SURİYE'DE RÜZGAR DÖNDÜ

En başından beri söylüyorum: SDG, 10 Mart anlaşmasına uymak için bölgesel gerilimin hangi yöne gittiğini görmek istiyordu. İsrail'in Suriye'yi zayıflatmasını beklediler. Özellikle Süveyda kritikti. Ancak; Şam'ın Ankara'dan resmi askeri destek talebinde bulunması, Süveyda konusunda Ürdün-ABD-Suriye yol haritasının açıklanması, Cumhurbaşkanı Erdoğan'ın Trump'la Washington buluşması, İsrail'in Gazze'de tökezlemesiyle: Tablo netleşmeye başladı.

Yaşanan trafiğin farkındasınız. Trump'ın Temsilcisi Barrack ve CENTCOM Komutanı Cooper önce Suriye'nin kuzeyine, sonra SDG elebaşı Mazlum Abdi'yle Şam'a gittiler. Daha sonra Suriye Dışişleri Bakanı Şeybani Ankara'ya geldi, Bakan Fidan ile görüştü. Daha sonra pazar günü Ankara'da Dışişleri, Savunma Bakanları ile istihbarat başkanlarının katıldığı bir zirve yapıldı. Muhtemelen; Suriye'nin güvenliği, istikrarı ve toprak bütünlüğü, Ankara-Şam arasında yapılacak geniş kapsamlı güvenlik anlaşması, Suriye ordusunun (kitlesel) eğitimi, Suriye askeri kapasitesinin güçlendirilmesi masaya yatırıldı.

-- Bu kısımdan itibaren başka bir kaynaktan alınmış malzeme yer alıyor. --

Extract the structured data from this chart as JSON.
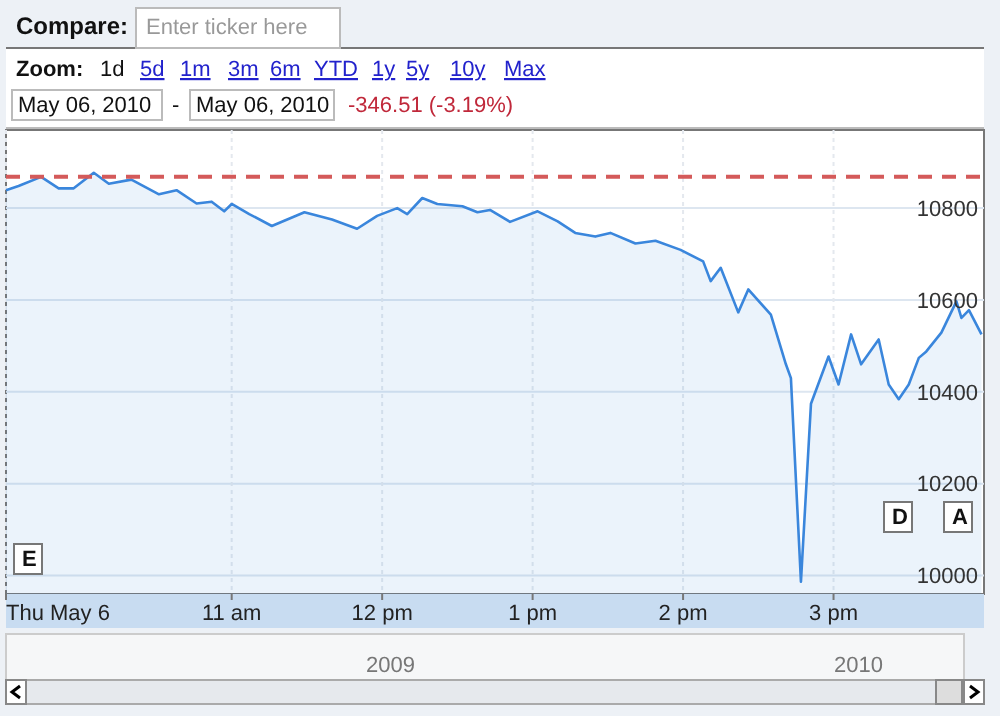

SDG'DEN ENTEGRASYON KARARI

Ankara'nın SDG'nin silah bırakarak Şam'a entegre olmasını istediği biliniyor. Şam da aynı pozisyonda. SDG ise ademi merkeziyetçilik talepleri ve anayasal beklentilerin yanı sıra Suriye ordusuna kolordu düzeyinde, bölgesel ve blok olarak katılmak istiyor. Yani kontrolü altındaki bölgede, silah bırakmadan.

SDG elebaşı Mazlum Abdi, Şara ile görüşmesinden sonra dedi ki: 'Suriye ordusuna entegre olacağız. Süreç yakında resmen başlayacak.' Şam tarafından yalanlanmayan ilginç bir bilgi de verdi: 'SDG, Suriye'nin tamamında DEAŞ ile mücadele edecek.' Peki, Şam 'Blok katılımı' reddederken ve bundan geri adım atmazken bu nasıl olacak?

Abdi'nin 'Suriye'nin tamamı' vurgusu bende, tarafların (Şam ve SDG) beklentilerini yüzde yüz karşılamasa da bir ara formülün oluştuğu düşüncesine yol açtı. Bu nasıl olacak? Bekleyip göreceğiz. Artısı nedir, eksisi nedir? Daha çok konuşacağız. Bu konuda yaşanacak pozitif bir gelişmenin Terörsüz Türkiye sürecini hızlandıracağını da vurgulayalım.